A U.S. Customs and Border Protection (CBP) unit dedicated to the tracking of terrorists used its technology to investigate up to 20 different American journalists, the Associated Press reported based on information from a federal watchdog.
The unit allegedly responsible, CBP’s the Counter Network Division, carried out the practice as a means of being “able to vet” whether certain individuals the agency intended work with, in this instance AP investigative reporter Martha Mendoza, were “reputable reporters,” a summary of the actions obtained by Yahoo News stated.
Jeffrey Rambo, a CBP agent affiliated with the division, acknowledged using the technology to run checks on journalists in 2017. He told Yahoo News that the practice was routine, saying, “When a name comes across your desk you run it through every system you have access too, that’s just status quo, that’s what everyone does,” Yahoo News reports he told investigators.
The AP vetted the existence of this statement by obtaining a redacted copy of a 500-plus-page report by the Department Homeland Security’s inspector general that showed the same statement with the name blacked out.

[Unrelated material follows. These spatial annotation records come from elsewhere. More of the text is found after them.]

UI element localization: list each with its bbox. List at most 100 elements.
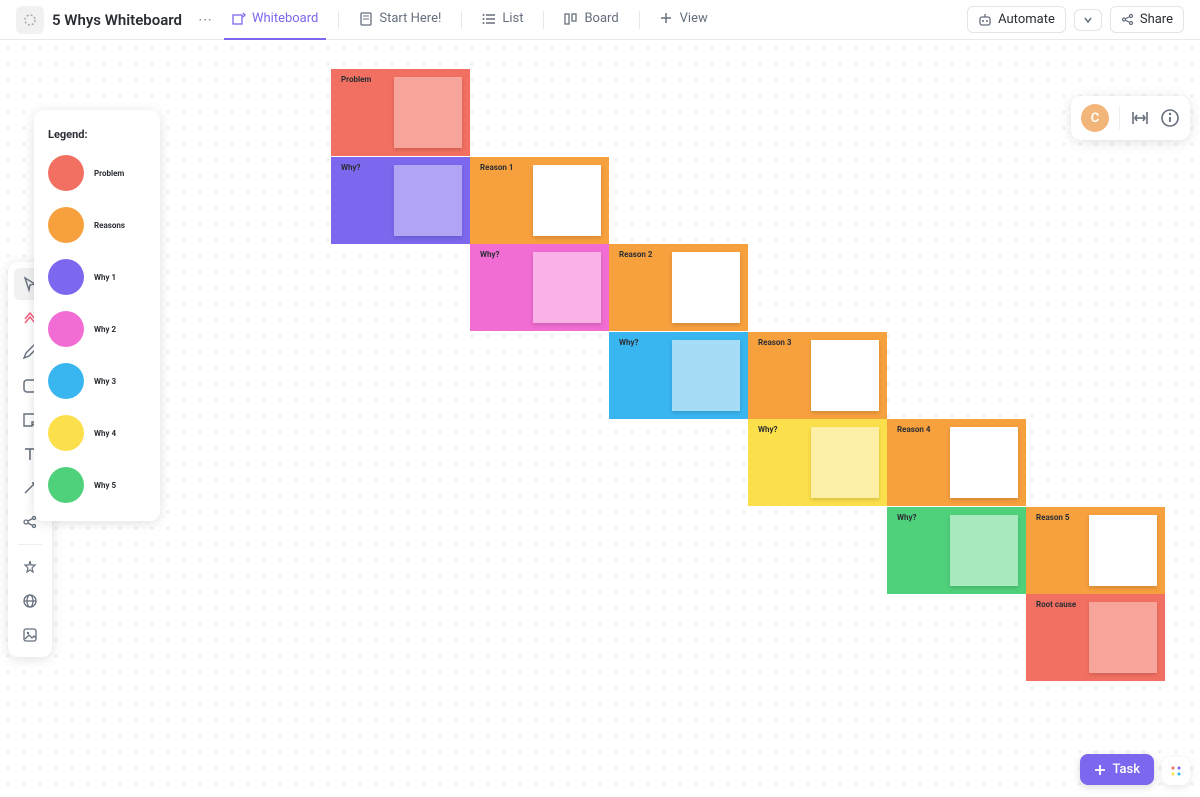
task-label: Task [1112, 762, 1140, 777]
card-rootcause[interactable]: Root cause [1026, 594, 1165, 681]
card-why1[interactable]: Why? [331, 157, 470, 244]
legend-title: Legend: [48, 128, 146, 141]
legend-label: Why 3 [94, 377, 116, 386]
web-tool[interactable] [14, 585, 46, 617]
sticky-note[interactable] [811, 427, 879, 498]
tab-label: View [680, 11, 708, 26]
card-label: Why? [480, 250, 500, 259]
tab-list[interactable]: List [474, 0, 531, 40]
card-problem[interactable]: Problem [331, 69, 470, 156]
canvas-controls: C [1071, 96, 1190, 140]
legend-label: Why 5 [94, 481, 116, 490]
automate-dropdown[interactable] [1074, 9, 1102, 31]
legend-item: Why 5 [48, 467, 146, 503]
tab-label: Start Here! [379, 11, 441, 26]
tab-whiteboard[interactable]: Whiteboard [224, 0, 326, 40]
card-label: Reason 5 [1036, 513, 1069, 522]
effects-tool[interactable] [14, 551, 46, 583]
card-reason4[interactable]: Reason 4 [887, 419, 1026, 506]
card-label: Problem [341, 75, 371, 84]
card-reason1[interactable]: Reason 1 [470, 157, 609, 244]
sticky-note[interactable] [533, 252, 601, 323]
sticky-note[interactable] [672, 252, 740, 323]
task-button[interactable]: Task [1080, 754, 1154, 785]
sticky-note[interactable] [533, 165, 601, 236]
legend-item: Why 3 [48, 363, 146, 399]
separator [1119, 106, 1120, 130]
legend-item: Why 2 [48, 311, 146, 347]
sticky-note[interactable] [394, 77, 462, 148]
card-why5[interactable]: Why? [887, 507, 1026, 594]
divider [461, 11, 462, 29]
board-icon [564, 12, 578, 26]
sticky-note[interactable] [950, 427, 1018, 498]
card-why3[interactable]: Why? [609, 332, 748, 419]
legend-label: Problem [94, 169, 124, 178]
avatar[interactable]: C [1081, 104, 1109, 132]
more-icon[interactable]: ⋯ [194, 12, 216, 28]
legend-circle [48, 259, 84, 295]
card-reason5[interactable]: Reason 5 [1026, 507, 1165, 594]
card-reason2[interactable]: Reason 2 [609, 244, 748, 331]
card-label: Reason 1 [480, 163, 513, 172]
image-tool[interactable] [14, 619, 46, 651]
tab-label: List [502, 11, 523, 26]
tab-board[interactable]: Board [556, 0, 626, 40]
divider [338, 11, 339, 29]
doc-menu-icon[interactable] [16, 6, 44, 34]
card-why2[interactable]: Why? [470, 244, 609, 331]
legend-circle [48, 155, 84, 191]
fit-width-icon[interactable] [1130, 108, 1150, 128]
card-why4[interactable]: Why? [748, 419, 887, 506]
sticky-note[interactable] [1089, 515, 1157, 586]
robot-icon [978, 13, 992, 27]
tab-start-here[interactable]: Start Here! [351, 0, 449, 40]
legend-item: Reasons [48, 207, 146, 243]
legend-circle [48, 207, 84, 243]
legend-item: Problem [48, 155, 146, 191]
card-label: Why? [758, 425, 778, 434]
whiteboard-canvas[interactable]: + Legend: Problem Reasons Why 1 Why 2 Wh… [0, 40, 1200, 797]
info-icon[interactable] [1160, 108, 1180, 128]
legend-circle [48, 467, 84, 503]
sticky-note[interactable] [811, 340, 879, 411]
share-button[interactable]: Share [1110, 6, 1184, 33]
legend-item: Why 4 [48, 415, 146, 451]
share-icon [1121, 13, 1134, 26]
legend-label: Reasons [94, 221, 125, 230]
plus-icon [660, 12, 674, 26]
header: 5 Whys Whiteboard ⋯ Whiteboard Start Her… [0, 0, 1200, 40]
sticky-note[interactable] [672, 340, 740, 411]
sticky-note[interactable] [1089, 602, 1157, 673]
sticky-note[interactable] [950, 515, 1018, 586]
doc-icon [359, 12, 373, 26]
legend-label: Why 2 [94, 325, 116, 334]
legend-label: Why 4 [94, 429, 116, 438]
card-label: Reason 2 [619, 250, 652, 259]
card-label: Reason 4 [897, 425, 930, 434]
tab-add-view[interactable]: View [652, 0, 716, 40]
legend-item: Why 1 [48, 259, 146, 295]
card-label: Reason 3 [758, 338, 791, 347]
legend-circle [48, 415, 84, 451]
divider [543, 11, 544, 29]
toolbar-separator [18, 544, 42, 545]
card-reason3[interactable]: Reason 3 [748, 332, 887, 419]
legend-label: Why 1 [94, 273, 116, 282]
apps-button[interactable] [1162, 757, 1190, 785]
share-label: Share [1140, 12, 1173, 27]
card-label: Why? [897, 513, 917, 522]
card-label: Root cause [1036, 600, 1076, 609]
list-icon [482, 12, 496, 26]
tab-label: Board [584, 11, 618, 26]
whiteboard-icon [232, 12, 246, 26]
tab-label: Whiteboard [252, 11, 318, 26]
divider [639, 11, 640, 29]
page-title: 5 Whys Whiteboard [52, 11, 182, 29]
legend-panel[interactable]: Legend: Problem Reasons Why 1 Why 2 Why … [34, 110, 160, 521]
automate-button[interactable]: Automate [967, 6, 1066, 33]
automate-label: Automate [998, 12, 1055, 27]
card-label: Why? [619, 338, 639, 347]
sticky-note[interactable] [394, 165, 462, 236]
plus-icon [1094, 764, 1106, 776]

Rambo played a central role in the division’s in the vetting of former Politico and current New York Times reporter Ali Watkins. The AP writes that, after approaching Watkins to gauge her interest about reporting on forced labor around the world within the context of U.S. national security, Rambo accessed Watkins’ travel records which led him to question her about relationships she had with sources.
Similarly, Dan White, Rambo’s supervisor, told investigators that the unit ran the AP’s Mendoza through multiple databases, prior to making plans to establish a relationship with her which the agency looked to create because of Mendoza’s expertise reporting on forced labor.

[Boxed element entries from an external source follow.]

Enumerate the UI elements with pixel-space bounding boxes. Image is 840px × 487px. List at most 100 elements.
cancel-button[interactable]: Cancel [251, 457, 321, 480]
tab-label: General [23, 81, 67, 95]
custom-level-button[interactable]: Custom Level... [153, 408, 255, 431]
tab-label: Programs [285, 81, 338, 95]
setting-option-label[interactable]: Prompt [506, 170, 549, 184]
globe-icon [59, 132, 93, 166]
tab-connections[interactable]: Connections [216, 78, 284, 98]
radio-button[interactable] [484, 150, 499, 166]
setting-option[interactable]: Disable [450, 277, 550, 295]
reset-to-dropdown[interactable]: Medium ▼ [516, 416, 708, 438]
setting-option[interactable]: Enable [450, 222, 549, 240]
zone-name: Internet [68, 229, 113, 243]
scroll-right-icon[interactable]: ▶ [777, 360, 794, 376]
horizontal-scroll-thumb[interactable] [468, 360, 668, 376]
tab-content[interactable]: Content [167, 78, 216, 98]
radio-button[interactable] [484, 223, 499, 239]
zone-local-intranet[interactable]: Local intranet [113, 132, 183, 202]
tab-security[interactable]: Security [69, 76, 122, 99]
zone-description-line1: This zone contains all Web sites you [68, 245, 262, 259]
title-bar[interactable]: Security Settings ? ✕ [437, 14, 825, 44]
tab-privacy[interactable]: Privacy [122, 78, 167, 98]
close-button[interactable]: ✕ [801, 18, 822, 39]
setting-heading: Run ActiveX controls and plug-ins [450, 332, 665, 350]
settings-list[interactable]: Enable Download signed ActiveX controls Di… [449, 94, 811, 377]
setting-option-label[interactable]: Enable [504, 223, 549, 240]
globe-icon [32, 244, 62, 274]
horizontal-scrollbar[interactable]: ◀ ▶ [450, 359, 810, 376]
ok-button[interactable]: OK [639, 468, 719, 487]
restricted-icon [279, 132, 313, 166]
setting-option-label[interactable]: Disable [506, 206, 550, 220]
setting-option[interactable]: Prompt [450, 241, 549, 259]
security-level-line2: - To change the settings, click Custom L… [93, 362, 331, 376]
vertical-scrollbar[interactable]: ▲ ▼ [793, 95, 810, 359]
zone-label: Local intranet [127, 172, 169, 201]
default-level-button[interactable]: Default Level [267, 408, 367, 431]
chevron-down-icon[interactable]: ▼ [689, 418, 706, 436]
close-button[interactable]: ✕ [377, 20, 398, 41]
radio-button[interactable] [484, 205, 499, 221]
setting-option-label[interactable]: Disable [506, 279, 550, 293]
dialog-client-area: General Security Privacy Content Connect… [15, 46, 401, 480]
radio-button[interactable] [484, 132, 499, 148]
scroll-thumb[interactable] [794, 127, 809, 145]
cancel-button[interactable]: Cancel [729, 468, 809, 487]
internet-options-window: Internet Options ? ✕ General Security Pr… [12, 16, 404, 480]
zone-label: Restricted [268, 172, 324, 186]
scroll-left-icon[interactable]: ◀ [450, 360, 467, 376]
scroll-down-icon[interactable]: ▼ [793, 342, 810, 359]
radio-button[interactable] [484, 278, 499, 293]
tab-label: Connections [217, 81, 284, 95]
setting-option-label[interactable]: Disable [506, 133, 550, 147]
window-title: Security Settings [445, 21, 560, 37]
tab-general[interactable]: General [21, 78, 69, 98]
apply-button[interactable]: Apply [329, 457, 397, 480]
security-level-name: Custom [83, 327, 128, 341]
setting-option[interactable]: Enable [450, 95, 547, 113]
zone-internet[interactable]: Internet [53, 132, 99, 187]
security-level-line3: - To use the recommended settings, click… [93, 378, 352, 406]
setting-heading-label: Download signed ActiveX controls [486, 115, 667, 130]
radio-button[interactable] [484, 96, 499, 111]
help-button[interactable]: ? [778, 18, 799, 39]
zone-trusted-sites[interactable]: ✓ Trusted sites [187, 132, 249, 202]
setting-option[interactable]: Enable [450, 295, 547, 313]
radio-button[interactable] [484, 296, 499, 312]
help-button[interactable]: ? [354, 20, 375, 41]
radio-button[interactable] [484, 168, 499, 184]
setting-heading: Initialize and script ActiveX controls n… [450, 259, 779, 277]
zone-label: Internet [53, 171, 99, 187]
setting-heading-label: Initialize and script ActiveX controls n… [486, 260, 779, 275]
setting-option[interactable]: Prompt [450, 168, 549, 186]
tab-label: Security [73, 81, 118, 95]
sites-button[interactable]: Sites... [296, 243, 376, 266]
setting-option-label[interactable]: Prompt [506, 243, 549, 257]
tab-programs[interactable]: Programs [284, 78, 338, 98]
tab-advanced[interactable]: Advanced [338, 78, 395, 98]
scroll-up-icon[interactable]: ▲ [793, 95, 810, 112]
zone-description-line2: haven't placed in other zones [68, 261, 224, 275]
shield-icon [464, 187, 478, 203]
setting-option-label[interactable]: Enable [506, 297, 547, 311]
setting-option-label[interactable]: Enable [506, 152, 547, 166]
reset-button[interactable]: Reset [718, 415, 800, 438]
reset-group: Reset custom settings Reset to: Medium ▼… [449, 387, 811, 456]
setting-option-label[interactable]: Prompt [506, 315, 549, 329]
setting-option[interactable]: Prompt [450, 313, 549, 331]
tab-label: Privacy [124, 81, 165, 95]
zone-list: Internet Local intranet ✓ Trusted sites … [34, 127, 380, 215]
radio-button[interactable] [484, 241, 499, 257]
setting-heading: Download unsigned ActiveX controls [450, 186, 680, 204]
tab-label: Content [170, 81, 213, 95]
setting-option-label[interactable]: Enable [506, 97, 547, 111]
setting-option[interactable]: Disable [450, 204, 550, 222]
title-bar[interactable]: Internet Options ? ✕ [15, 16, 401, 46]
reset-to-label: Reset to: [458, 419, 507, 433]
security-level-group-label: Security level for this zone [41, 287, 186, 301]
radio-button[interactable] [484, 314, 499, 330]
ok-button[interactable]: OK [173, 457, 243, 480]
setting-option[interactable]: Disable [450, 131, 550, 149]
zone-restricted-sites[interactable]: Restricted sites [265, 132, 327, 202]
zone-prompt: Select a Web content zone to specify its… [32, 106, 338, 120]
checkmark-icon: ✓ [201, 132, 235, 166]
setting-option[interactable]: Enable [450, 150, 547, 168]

“We are deeply concerned about this apparent abuse of power,” Lauren Easton, AP’s director of media relations, said in a statement reported by the organization. “This appears to be an example of journalists being targeted for simply doing their jobs, which is a violation of the First Amendment.”
In a statement by CBP reported by AP, the agency did not specifically address the issue in question but shared the following remarks:
“CBP vetting and investigatory operations, including those conducted by the Counter Network Division, are strictly governed by well-established protocols and best practices. CBP does not investigate individuals without a legitimate and legal basis to do so.”
Rambo told Yahoo News that he did not feel the agency had provided him enough support in clarifying his role in the incident, offering the following statement:
“What none of these articles identify me as, is a law enforcement officer who was cleared of wrongdoing, who actually had a true purpose to be doing what I was doing, and CBP refuses to acknowledge that, refuses to admit that, refuses to make that wrong right.”
Newsweek reached out to CBP for comment but did not hear back in time for publication.